A few years back, I was in a yoga studio getting my Shavasana on.
After class, few of us chatted with the instructor who was behind the desk.
Something led to her saying: “OMG you’ve got to see this video.”
She showed us a Youtube video of a disabled military veteran. The doctors said would never walk without canes. But then, using the DDP Yoga program, he lost a zillion pounds and was able to walk again.
Give it a watch if you haven’t. You’ll get misty.
This video went viral a few years back. Today, it’s up to 14 million views.
How’d they do it?
The case study wasn’t about DDP yoga.
The company or method wasn’t even in the title.
Instead, they case study was about a THEME.
That theme was “Never give up”.
In fact, the name of the video is “Never, Ever Give Up — Arthur’s transformation.”
It’s not about them. It’s about their client, the result he got, and how he found the courage inside himself to get that result.
They’re not putting the spotlight on themselves or the product.
Instead, they’re putting it on Arthur. And showing the viewer the power of persistence.
So it’s inspirational and moving. Not market-y.
Of course, they mention the role DDP yoga played during this process.
So you still walk away knowing that company exists. And the impact it can have on your life.
It’s a commercial disguised as an uplifting story. And it’s successful because they put the story first, and their own role second.
Okay Brian, but how do I use this?
Great question. And thanks for asking so politely.
Using case studies this way is a great top-of-the-funnel trick.
If you’re doing a launch, you’ll want to send it out BEFORE you send pre-launch content.
Because at that stage, people may not be interested in what you’re selling. They may not even be aware they have a problem!
So you’ve got to be indirect. And hook them with an emotionally compelling story. And teach the transformation your product can help them achieve through that.
So if you’re sending out a case study before your other launch content, you don’t want to say: “Here’s a story of how someone went from X to Y thanks to my course.”
Instead, find a THEME and make it about that.
Something that’s personal and inspiring.
And deliver your case study through that frame.
For example, you could say:
- Here’s a story about conquering fear
- Here’s a story about coming form nothing to be successful
- Here’s a story about making 1% improvements each day
(Those examples are dry so don’t say that verbatim. But you get the idea.)
Remember, you’re telling the hero’s journey here.
Your client is Luke Skywalker. You’re Obi-Wan. Or maybe his lightsaber.
But having that deeper theme is what gives it heart.
It makes it compelling. So it doesn’t just feel like a commercial.
Every great movie does this. They use deeper themes to hook readers and keep them engaged.

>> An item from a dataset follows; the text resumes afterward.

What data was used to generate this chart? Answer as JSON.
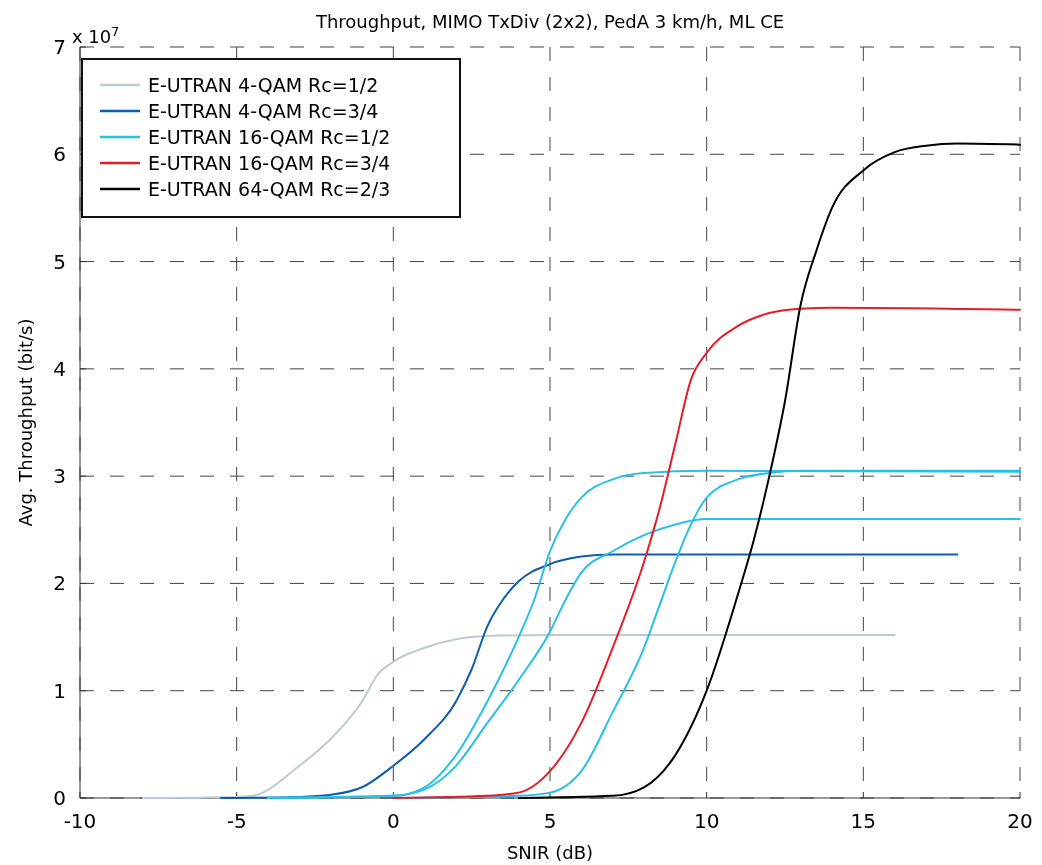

You think Fast and the Furious is about fast cars and big muscles?
Only kind of!
That’s not enough to carry 8 blockbuster movies.
The reason it’s so successful is because it’s about Family.
Do all case studies need this?
When you are further down in your funnel — say, during sell week –you don’t need to drive that deeper theme home as hard.
It won’t hurt. People love a good story anytime.
But at that point, people are aware of the problem and the solution you provide.
The thing at the top of their mind now is “How does your program work? What makes it different/better? Will it work for me?”
So a straightforward case study works fine. At that point, you can say:
“Here’s someone just like you who got the results you want using our program.”
But when people don’t know you… don’t know they need your product… that’s when wrapping your case study in the form of an inspiring story is needed.
So give it a theme.
Make it about more than how great your product is.
Make it about something bigger that strikes a chord with any human with a pulse.
That’s how you end up with a yoga instructor sharing your video after class is over.